Our grinder has been giving up the ghost for some time and has finally snuffed it. It began to switch itself on in the middle of the night, grinding at random and so our coffee has been more & more compromised. So I started surfing for an answer this morning and I found your fantastic site. I have so much to learn ...

It was a Cusininart DBM8 which I gather is hardly recognised as entry level, but it suited our french press. I am sure we can do better.

Anyway, glad to be aboard.


----------



## The Systemic Kid (Nov 23, 2012)

Welcome to the forum.


----------



## seeq (Jul 9, 2011)

Hi skipcrazy and welcome. What kind of budget do you have for a new grinder? Baratza Encore is generally seen as the lowest of the entry levels suitable for brewed at around £130. If you do want cheap cheap then any burr grinder would be better than nothing.

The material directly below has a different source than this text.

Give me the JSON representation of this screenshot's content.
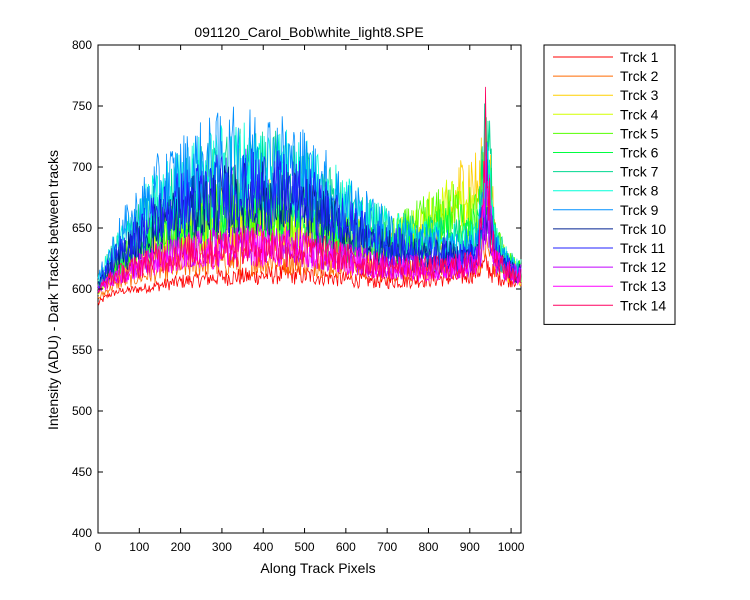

If you stick around and get the bug then there are plenty of threads full of advice and opinions on grinders from a couple of hundred quid up to a couple of thousand.


----------



## skipcrazy (Jan 9, 2016)

Thanks seeq. I reckon that's within our budget ... the question is whether we spend a bit more for something that could grind for other methods too.

I read a great thread on grinders earlier started by coffeechap, so I'm beginning to see the light.


----------



## 2bor2bru (Mar 7, 2016)

Like you a suitable grinder has drawn us to this site.


----------